Using Website Analytics to Measure Your Digital Marketing Success

One of the most important tools in any digital marketing campaign is sometimes the most underutilized tool as well.  I’m talking about website analytics.  Whether you use the very popular (and free) Google Analytics or you are using more sophisticated software to measure the activity of your website, it is vital that you are looking at these metrics on a continuous basis and have a thorough understanding of what is going on.  If you don’t, you run the risk of wasting valuable time and marketing dollars.

Man at computer

Why Are These Numbers Important?

That all depends on your marketing strategy.  Let’s assume for a second that you do have a planned out marketing strategy composed of both traditional and digital tactics.  How do you measure campaign success?  Is it an increase in total revenue, number of leads, being more profitable?  When you see an increase or decrease, how do you know which traditional or digital tactics are the factor?  The answer is your analytics.

Being able to identify the reasons for your wins and losses is the only way that you will be able to make sound decisions about adjustments to your marketing strategy.  That is, unless you like to work based on pure emotion and go with what you feel is working best or axe that weekly email newsletter idea Tiffany the intern started 4 months ago (that is working well) because you think a weekly email is too much.  Numbers do not lie.

Where Are Visitors Coming From?

Pie Chart of Traffic Sources

There are four main sources of traffic (channels) you should keep your eye on:

  1. Organic Search: These are site visitors who typed in a keyword into their favorite search engine and found you via the natural results (not paid ad placement) displayed.  You can dig into which keywords are driving you the most traffic.
  2. Direct: This is traffic from consumers typing in your website address (or URL to a specific page) into the address bar of their browser.  These are likely visits from someone that has either been to your site before or directed there from a marketing piece (TV commercial, business card, postcard, billboard) that has your website address.
  3. Referral: These are site visitors that found your website by clicking on a link in another web page.  This could be a website link in a directory website or a blog post that references your website with a link.  This comes in handy when you are meeting with your Yellow Pages rep and they are touting the traffic that pricey display ad is driving to your site.
  4. Social: As you would guess, this is traffic from social media platforms.  This traffic is broken down by platform so you can see how your social media efforts are paying off.

What Are They Doing When They Get to Your Website?

Sample Google Analytics Dashboard

A very common question is “What is considered a good [insert any metric here]?”  The generic and very boring answer is “That depends but the key is that you make progress”.  The truth is, the numbers are all over the board.  Do some research for your industry to see if you can find some benchmarks to gauge yourself against realizing there are still additional variables that will contribute to the overall numbers.

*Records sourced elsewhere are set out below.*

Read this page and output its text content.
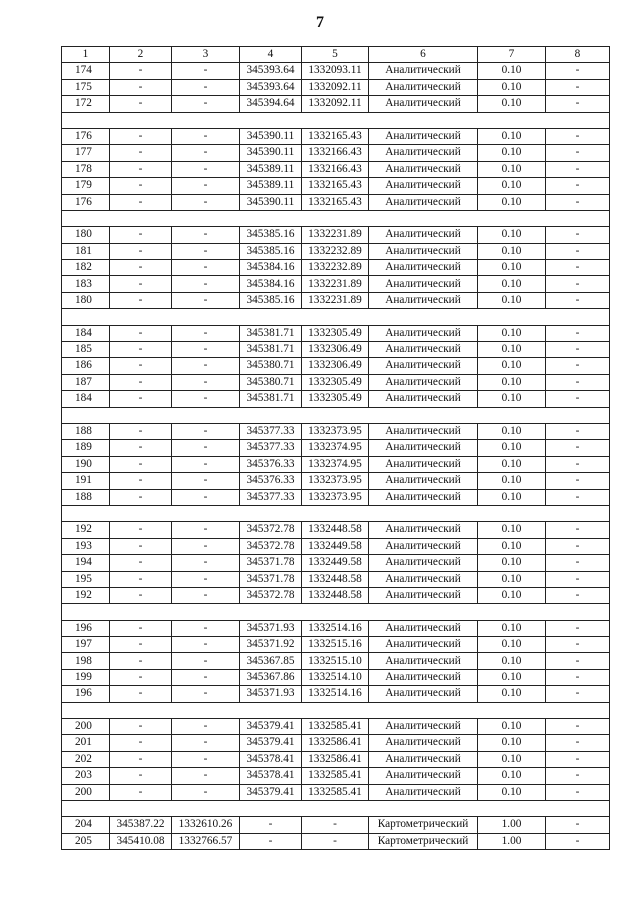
7
1	2	3	4	5	6	7	8
174	-	-	345393.64	1332093.11	Аналитический	0.10	-
175	-	-	345393.64	1332092.11	Аналитический	0.10	-
172	-	-	345394.64	1332092.11	Аналитический	0.10	-

176	-	-	345390.11	1332165.43	Аналитический	0.10	-
177	-	-	345390.11	1332166.43	Аналитический	0.10	-
178	-	-	345389.11	1332166.43	Аналитический	0.10	-
179	-	-	345389.11	1332165.43	Аналитический	0.10	-
176	-	-	345390.11	1332165.43	Аналитический	0.10	-

180	-	-	345385.16	1332231.89	Аналитический	0.10	-
181	-	-	345385.16	1332232.89	Аналитический	0.10	-
182	-	-	345384.16	1332232.89	Аналитический	0.10	-
183	-	-	345384.16	1332231.89	Аналитический	0.10	-
180	-	-	345385.16	1332231.89	Аналитический	0.10	-

184	-	-	345381.71	1332305.49	Аналитический	0.10	-
185	-	-	345381.71	1332306.49	Аналитический	0.10	-
186	-	-	345380.71	1332306.49	Аналитический	0.10	-
187	-	-	345380.71	1332305.49	Аналитический	0.10	-
184	-	-	345381.71	1332305.49	Аналитический	0.10	-

188	-	-	345377.33	1332373.95	Аналитический	0.10	-
189	-	-	345377.33	1332374.95	Аналитический	0.10	-
190	-	-	345376.33	1332374.95	Аналитический	0.10	-
191	-	-	345376.33	1332373.95	Аналитический	0.10	-
188	-	-	345377.33	1332373.95	Аналитический	0.10	-

192	-	-	345372.78	1332448.58	Аналитический	0.10	-
193	-	-	345372.78	1332449.58	Аналитический	0.10	-
194	-	-	345371.78	1332449.58	Аналитический	0.10	-
195	-	-	345371.78	1332448.58	Аналитический	0.10	-
192	-	-	345372.78	1332448.58	Аналитический	0.10	-

196	-	-	345371.93	1332514.16	Аналитический	0.10	-
197	-	-	345371.92	1332515.16	Аналитический	0.10	-
198	-	-	345367.85	1332515.10	Аналитический	0.10	-
199	-	-	345367.86	1332514.10	Аналитический	0.10	-
196	-	-	345371.93	1332514.16	Аналитический	0.10	-

200	-	-	345379.41	1332585.41	Аналитический	0.10	-
201	-	-	345379.41	1332586.41	Аналитический	0.10	-
202	-	-	345378.41	1332586.41	Аналитический	0.10	-
203	-	-	345378.41	1332585.41	Аналитический	0.10	-
200	-	-	345379.41	1332585.41	Аналитический	0.10	-

204	345387.22	1332610.26	-	-	Картометрический	1.00	-
205	345410.08	1332766.57	-	-	Картометрический	1.00	-
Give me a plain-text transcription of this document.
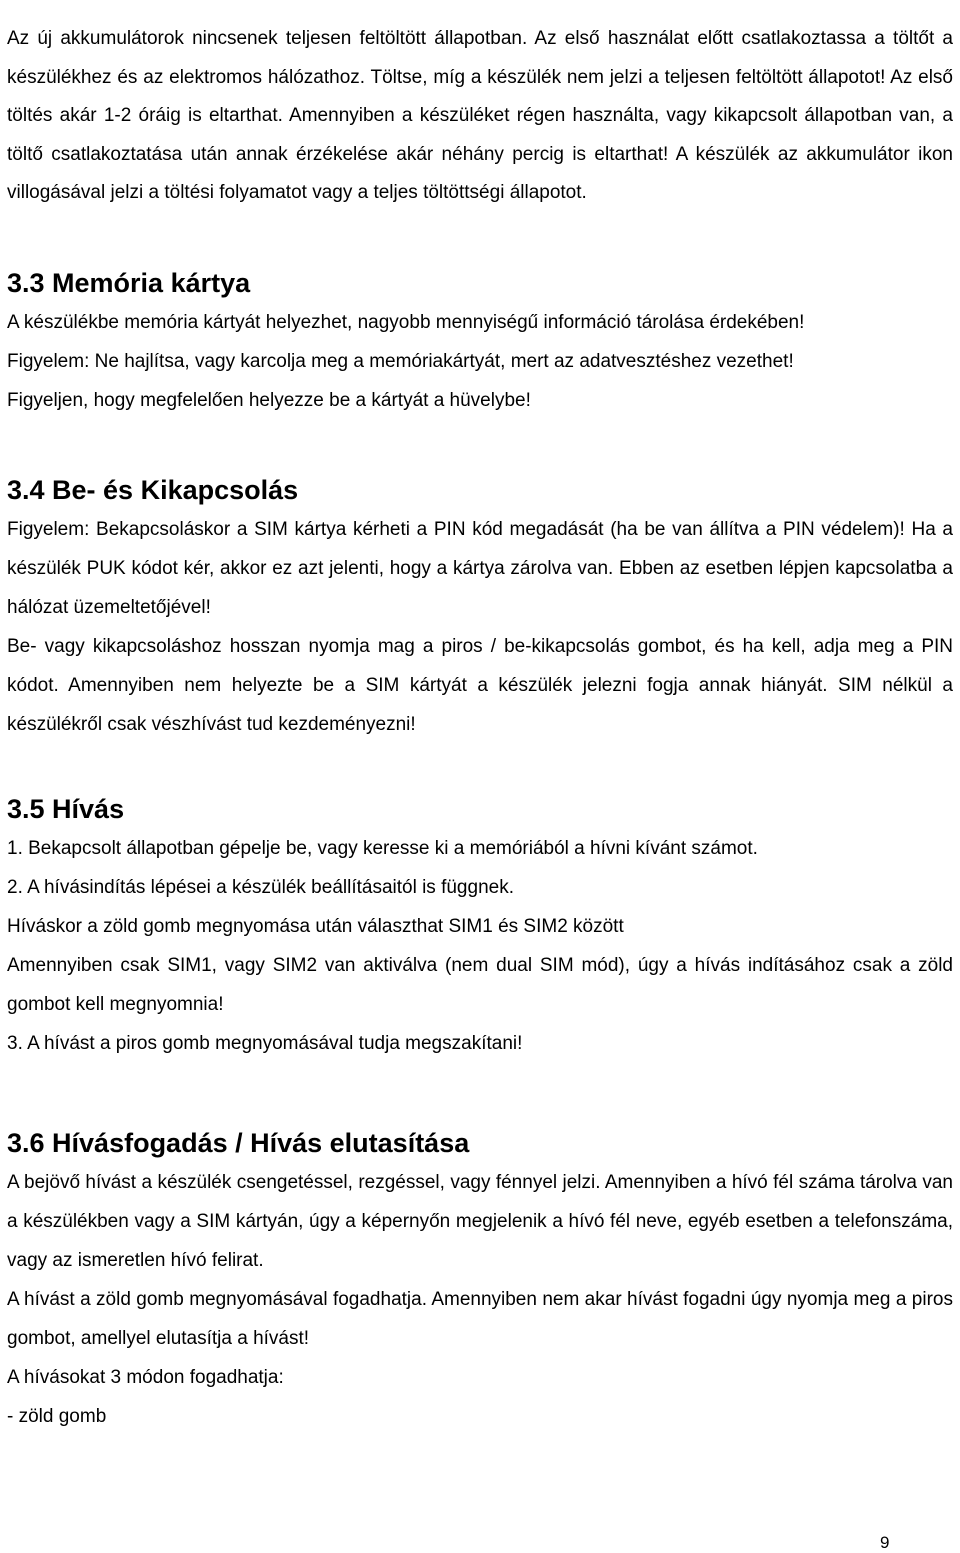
Az új akkumulátorok nincsenek teljesen feltöltött állapotban. Az első használat előtt csatlakoztassa a töltőt a készülékhez és az elektromos hálózathoz. Töltse, míg a készülék nem jelzi a teljesen feltöltött állapotot! Az első töltés akár 1-2 óráig is eltarthat. Amennyiben a készüléket régen használta, vagy kikapcsolt állapotban van, a töltő csatlakoztatása után annak érzékelése akár néhány percig is eltarthat! A készülék az akkumulátor ikon villogásával jelzi a töltési folyamatot vagy a teljes töltöttségi állapotot.

3.3 Memória kártya

A készülékbe memória kártyát helyezhet, nagyobb mennyiségű információ tárolása érdekében!

Figyelem: Ne hajlítsa, vagy karcolja meg a memóriakártyát, mert az adatvesztéshez vezethet!

Figyeljen, hogy megfelelően helyezze be a kártyát a hüvelybe!

3.4 Be- és Kikapcsolás

Figyelem: Bekapcsoláskor a SIM kártya kérheti a PIN kód megadását (ha be van állítva a PIN védelem)! Ha a készülék PUK kódot kér, akkor ez azt jelenti, hogy a kártya zárolva van. Ebben az esetben lépjen kapcsolatba a hálózat üzemeltetőjével!

Be- vagy kikapcsoláshoz hosszan nyomja mag a piros / be-kikapcsolás gombot, és ha kell, adja meg a PIN kódot. Amennyiben nem helyezte be a SIM kártyát a készülék jelezni fogja annak hiányát. SIM nélkül a készülékről csak vészhívást tud kezdeményezni!

3.5 Hívás

1. Bekapcsolt állapotban gépelje be, vagy keresse ki a memóriából a hívni kívánt számot.

2. A hívásindítás lépései a készülék beállításaitól is függnek.

Híváskor a zöld gomb megnyomása után választhat SIM1 és SIM2 között

Amennyiben csak SIM1, vagy SIM2 van aktiválva (nem dual SIM mód), úgy a hívás indításához csak a zöld gombot kell megnyomnia!

3. A hívást a piros gomb megnyomásával tudja megszakítani!

3.6 Hívásfogadás / Hívás elutasítása

A bejövő hívást a készülék csengetéssel, rezgéssel, vagy fénnyel jelzi. Amennyiben a hívó fél száma tárolva van a készülékben vagy a SIM kártyán, úgy a képernyőn megjelenik a hívó fél neve, egyéb esetben a telefonszáma, vagy az ismeretlen hívó felirat.

A hívást a zöld gomb megnyomásával fogadhatja. Amennyiben nem akar hívást fogadni úgy nyomja meg a piros gombot, amellyel elutasítja a hívást!

A hívásokat 3 módon fogadhatja:

- zöld gomb

9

  • New Visitors vs. Return Visitors: Who are first time visitors and who decided to come back for more?
  • Page Views per Session:  The number of pages being viewed when someone visits your website.  This can provide some insight to how engaged your site visitors are with your content.
  • Average Session Duration:  This is the length of time the average person is spending on your website.  Another way to see if the people are liking what they are seeing.
  • Bounce Rate: The bounce rate is the percentage of visitors that do not click through to a second page.  They come to your website and leave without diving in deeper.

Mobile Visits: Now You Have to Pay Attention

The number of visitors to your website from mobile phones or tablets has likely spiked in the past year or so… it has for everyone else.  It is paramount your website looks awesome to these visitors.

Sample breakdown of moble metrics

At minimum, you should have a mobile responsive website that renders properly on all devices (desktop, laptop, tablet and smart phone).  Additional things you can review is how quickly your pages load, making sure forms are setup well for mobile, and your navigation easy to use.

Suggested Next Steps

  1. Access your analytics: If you don’t already have access, get access.  Access can be provided to any Google Analytics account with a couple mouse clicks and an email address associated with a Google Account.  This is super easy to setup.
  2. Look at your analytics: Not just once but on an regular basis.  If you have a weekly team meeting, incorporate review of your website traffic into it.  The quicker you begin looking at your numbers the more you will understand them and be able to leverage them when making decisions.
  3. Make some decisions: After you’ve looked through your data, figure out what you want to do next.  This might be something you can do on your own or you may need to seek the assistance of someone that can help you better understand how these numbers apply to your business and what could be implemented to improve.
  4. Rinse and repeat: Repeat steps two and three over and over.  The more you do, the more value you’ll find in this process.